First, to distinguish between FSA, HSA, and HRA:
FSA - flexible spending account
HSA - health savings account
HRA - health reimbursement arrangement

I am not an expert (persay :o) and encourage anyone to double-check with your state's standards and a tax professional, particularly if you're reading this well after I've written it. Numbers change each year, and while it doesn't appear that the new health bill (in early 2010) affects HSAs too much, that may still be yet to be seen. However, I am fairly confident of what I write below on an HSA (as it's my own situation). In short, we found that having a health insurance plan that qualifies for an HSA was by far the best situation for us (both the church and the pastoral family).

To qualify for an HSA, one must be on an HDHP (high deductible health plan). For IRS standards, an HDHP is defined as a health insurance plan that has a minimum $1200 deductible (for individuals) or $2400 deductible (for families). Once one gets by the fear of being on an HDHP, the possibilities are advantageous. I'll use our own situation as an example.

We now pay $884/month for our premium. In addition, the Church contributes $118.27 each week to our HSA (for a maximum yearly contribution of $6150 for a family or $3050 for an individual). An HSA is itself a bank account (generally "savings", but they also can come with checks and debit cards). Our HSA is with Bank of America, but more and more banks are adding them. The benefit of this situation is that this money is free from taxation at multiple levels (including interest earned). This money can be used for approved medical expenses (http://www.health--savings--accounts.com/qualified-expenses.htm). The HSA funds carry over and accrue from year to year (as opposed to an FSA or HRA). The funds can be rolled over to investment opportunities.

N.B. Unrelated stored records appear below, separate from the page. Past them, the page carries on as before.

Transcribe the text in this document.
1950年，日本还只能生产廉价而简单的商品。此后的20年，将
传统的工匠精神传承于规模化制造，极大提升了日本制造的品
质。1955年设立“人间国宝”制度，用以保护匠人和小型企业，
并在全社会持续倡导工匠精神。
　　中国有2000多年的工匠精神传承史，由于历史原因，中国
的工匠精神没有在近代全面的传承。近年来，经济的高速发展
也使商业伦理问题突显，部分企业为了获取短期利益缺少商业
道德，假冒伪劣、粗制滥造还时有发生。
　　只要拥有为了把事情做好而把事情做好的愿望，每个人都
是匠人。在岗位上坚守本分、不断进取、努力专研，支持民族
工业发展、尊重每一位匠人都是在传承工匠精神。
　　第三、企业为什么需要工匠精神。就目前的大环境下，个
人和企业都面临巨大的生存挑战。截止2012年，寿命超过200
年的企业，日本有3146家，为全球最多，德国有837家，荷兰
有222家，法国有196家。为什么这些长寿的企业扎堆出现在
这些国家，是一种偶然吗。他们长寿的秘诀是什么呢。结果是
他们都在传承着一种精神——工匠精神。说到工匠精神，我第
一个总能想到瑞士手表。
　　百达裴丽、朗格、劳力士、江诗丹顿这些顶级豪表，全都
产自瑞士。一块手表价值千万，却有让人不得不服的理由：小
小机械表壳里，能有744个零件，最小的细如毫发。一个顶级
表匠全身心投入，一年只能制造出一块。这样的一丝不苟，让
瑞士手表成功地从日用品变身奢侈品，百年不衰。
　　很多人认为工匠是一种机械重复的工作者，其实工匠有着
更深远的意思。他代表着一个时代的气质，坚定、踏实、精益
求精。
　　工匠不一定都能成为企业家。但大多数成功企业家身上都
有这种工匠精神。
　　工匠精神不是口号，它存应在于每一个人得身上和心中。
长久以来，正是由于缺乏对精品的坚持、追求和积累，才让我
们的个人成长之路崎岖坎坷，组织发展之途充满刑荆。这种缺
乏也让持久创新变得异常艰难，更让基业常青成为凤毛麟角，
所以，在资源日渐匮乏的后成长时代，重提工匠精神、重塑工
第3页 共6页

This situation is beneficial really only if the HSA can be funded. For our situation, we found a premium which was several hundred dollars cheaper than our previous one, and simply used the difference in savings on the premium to fund the HSA. The beginning stages of funding the HSA could be considered a period of risk, unless the church can front a couple of thousand dollars rather than contributing weekly or monthly. Or, if a pastoral family is already paying a lot for medical expenses, than a reduction in pay might be considered to fund the HSA. This could also prove to be beneficial for tax purposes.

I'm sure I've forgotten some details, but there are others who are also on HSAs (Kevin R. & Gary C.) that might chime in.

I've found helpful information at these sites:
The IRS site on HSAs (http://www.ustreas.gov/offices/public-affairs/hsa/)
HSA Bank (http://www.hsabank.com)
About.com on HSAs, FSAs, & HRAs (http://personalinsure.about.com/od/health/a/aa022807a.htm)
HSA for America (http://www.health--savings--accounts.com/) (this site is a little more politically- and commercially-oriented, but still some good info there)

Billy Cox
April 26th, 2010, 01:25 PM
My family used to have an FSA - a great way to pay for out-of-pocket medical/dental/optical expenses with (income) tax free dollars. The downsides are twofold.

1. Any contributions that you don't use by the end of the calendar year, you lose. (employer gets to keep it)
2. Any contributions remaining when your term of employment ends, you lose. (employer gets to keep it)

We now have a high deductible plan and an HSA. It has the best features of the FSA without the fear of losing our contributions.